Non-astronauts -- first step toward wider space travel

Beginning this September, with the ninth scheduled mission of the space shuttle, ''non-astronauts'' will get a taste of life with zero gravity and dinner from plastic pouches.

''They call us non-astronauts because we're not selected by NASA [the National Aeronautics and Space Administration] or trained in the systems of the shuttle,'' says Byron Lichtenberg, the first American scheduled to fly as a shuttle payload specialist.

Along with West German physicist Ulf Merbold - the other payload specialist slated to make the flight - their mission will be to boldly go where only trained astronauts have gone before, as overseers for scientific tests aboard the first Spacelab.

In the past, there were two distinct groups in the shuttle crew: the pilots who sat in the driver's seats, and the mission specialists who tended the shuttle's computer systems. With the advent of the Spacelab, however, there's need for full-time researchers, able to focus on performing experiments and recording data.

The $1 billion Spacelab, which looks a bit like a huge barrel tipped on its side, was built by the European Space Agency. The self-contained minilaboratory tucks into the shuttle's cargo bay and connects by a passageway to the orbiter's living area.

''We're the eyes and ears for the scientists back on Earth - their surrogates ,'' says Dr. Lichtenberg, a biomedical engineer from the Massachusetts Institute of Technology, who sees the coming mission as a key step toward lofting a permanent space station separate from the shuttle.

Lichtenberg and his German counterpart, with help from the mission specialists, will conduct more than 70 experiments - from growing silicon crystals to zapping the Earth's atmosphere with electron beams. In many of the experiments, having along scientists skilled in lab techniques is essential, since a slip of the hand can be crucial.

''But some experiments are automatic and self-contained,'' says Lichtenberg. ''We don't have to do anything except flip a switch at the beginning of the mission and let them run for nine days.''

Because of delays in the shuttle program, the payload specialists have already trained for more than four years. In the future, NASA officials say they intend to pare down preparation to ''a matter of months.'' Scientists are expected to return to their jobs in universities or private businesses after the mission.
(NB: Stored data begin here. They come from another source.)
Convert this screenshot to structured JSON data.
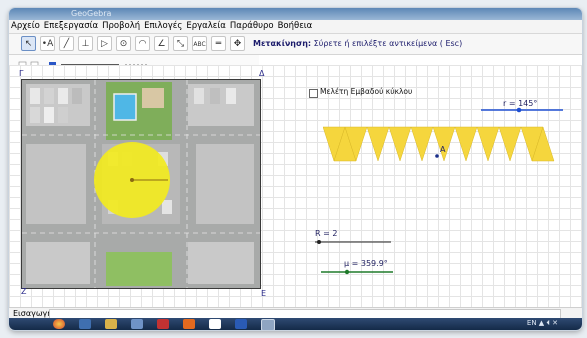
{
  "menu": [
    "Αρχείο",
    "Επεξεργασία",
    "Προβολή",
    "Επιλογές",
    "Εργαλεία",
    "Παράθυρο",
    "Βοήθεια"
  ],
  "toolbar": {
    "mode_label": "Μετακίνηση:",
    "mode_hint": "Σύρετε ή επιλέξτε αντικείμενα ( Esc)",
    "tools": [
      {
        "name": "move",
        "glyph": "↖"
      },
      {
        "name": "point",
        "glyph": "•A"
      },
      {
        "name": "line",
        "glyph": "╱"
      },
      {
        "name": "perpendicular",
        "glyph": "⊥"
      },
      {
        "name": "polygon",
        "glyph": "▷"
      },
      {
        "name": "circle",
        "glyph": "⊙"
      },
      {
        "name": "arc",
        "glyph": "◠"
      },
      {
        "name": "angle",
        "glyph": "∠"
      },
      {
        "name": "reflect",
        "glyph": "⤡"
      },
      {
        "name": "text",
        "glyph": "ABC"
      },
      {
        "name": "slider",
        "glyph": "═"
      },
      {
        "name": "move-view",
        "glyph": "✥"
      }
    ]
  },
  "graphics": {
    "corner_labels": {
      "gamma": "Γ",
      "delta": "Δ",
      "zeta": "Z",
      "epsilon": "E"
    },
    "checkbox_label": "Μελέτη Εμβαδού κύκλου",
    "slider_r": "r = 145°",
    "point_a": "A",
    "slider_R": "R = 2",
    "slider_mu": "μ = 359.9°"
  },
  "inputbar": {
    "label": "Εισαγωγή:"
  },
  "taskbar": {
    "clock": "EN  ▲  ⏴  ✕"
  },
  "colors": {
    "circle": "#f2ea1e",
    "triangles": "#f5d63d",
    "slider_r": "#1e4fd1",
    "slider_mu": "#1f7a2a",
    "slider_R": "#222222"
  }
}
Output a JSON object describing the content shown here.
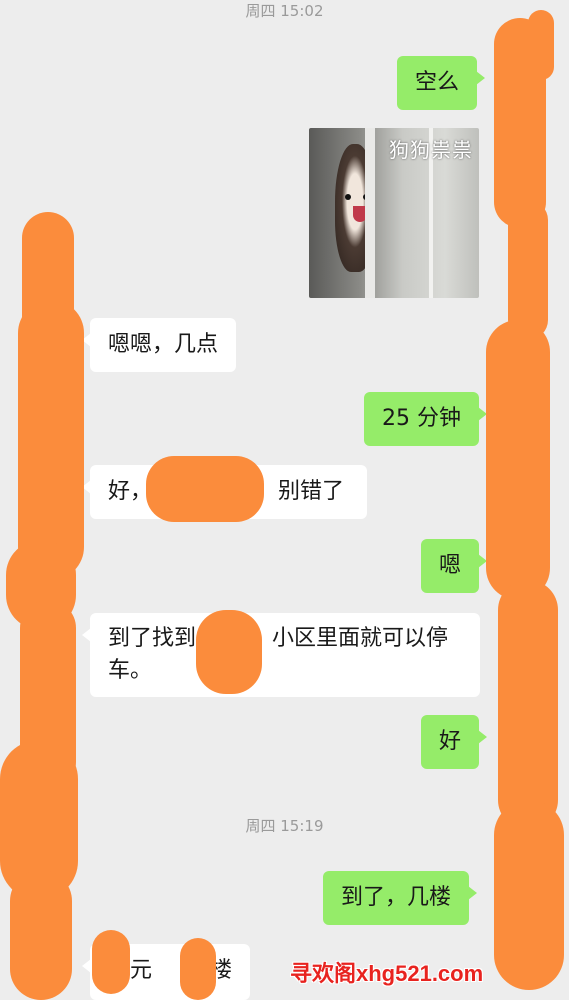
{
  "timestamps": {
    "first": "周四 15:02",
    "second": "周四 15:19"
  },
  "messages": [
    {
      "side": "out",
      "text": "空么"
    },
    {
      "side": "out",
      "sticker_caption": "狗狗祟祟"
    },
    {
      "side": "in",
      "text": "嗯嗯，几点"
    },
    {
      "side": "out",
      "text": "25 分钟"
    },
    {
      "side": "in",
      "text_a": "好，",
      "text_b": "，别错了"
    },
    {
      "side": "out",
      "text": "嗯"
    },
    {
      "side": "in",
      "text_a": "到了找到",
      "text_b": "小区里面就可以停",
      "text_c": "车。"
    },
    {
      "side": "out",
      "text": "好"
    },
    {
      "side": "out",
      "text": "到了，几楼"
    },
    {
      "side": "in",
      "text_a": "单元",
      "text_b": "楼"
    }
  ],
  "watermark": "寻欢阁xhg521.com",
  "colors": {
    "background": "#ededed",
    "outgoing_bubble": "#95ec69",
    "incoming_bubble": "#ffffff",
    "redaction": "#fb8c3c",
    "watermark": "#e8231f"
  }
}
But while the first shuttle-bound scientists gear up for its stint in space, observers say they're helping to speed a subtle change in the image of astronauts. Space travel - once the domain of heroes - is becoming a more common experience.

''The emphasis has also shifted away from the need for physical capabilities and flying ability to something a little more flexible,'' says Charles Lewis, NASA's crew training coordinator for the mission. That doesn't mean the standards for payload specialists are lower, he adds, just different factors highlighted.

Candidates are expected to have at least five years of hands-on experience in the lab and graduate degrees - if not doctorates - in their specialty.

The Europeans put together a list of qualified applicants, while American researchers with experiments riding the Spacelab were each allowed to nominate two candidates. NASA then picked four from these two pools. The two scientists not scheduled to fly in September will monitor the mission from the ground and act as backup crew members.

The only difficulty, it seems, has been agreeing on what these scientists-in-orbit should be called. Some insiders balk at the term ''non-astronauts.''

''I always avoid calling them non-astronauts, because by the time they fly, they'll be considered astronauts according to most people's definition,'' says NASA's Lewis, who prefers to lump them under the somewhat unromantic heading of ''noncareer astronauts.''

Whatever label finally sticks, one thing seems certain: the number of space travelers of all discriptions seems likely to grow in the future. Indeed, a NASA task force is now working on a plan to take passengers into space by the late 1980s.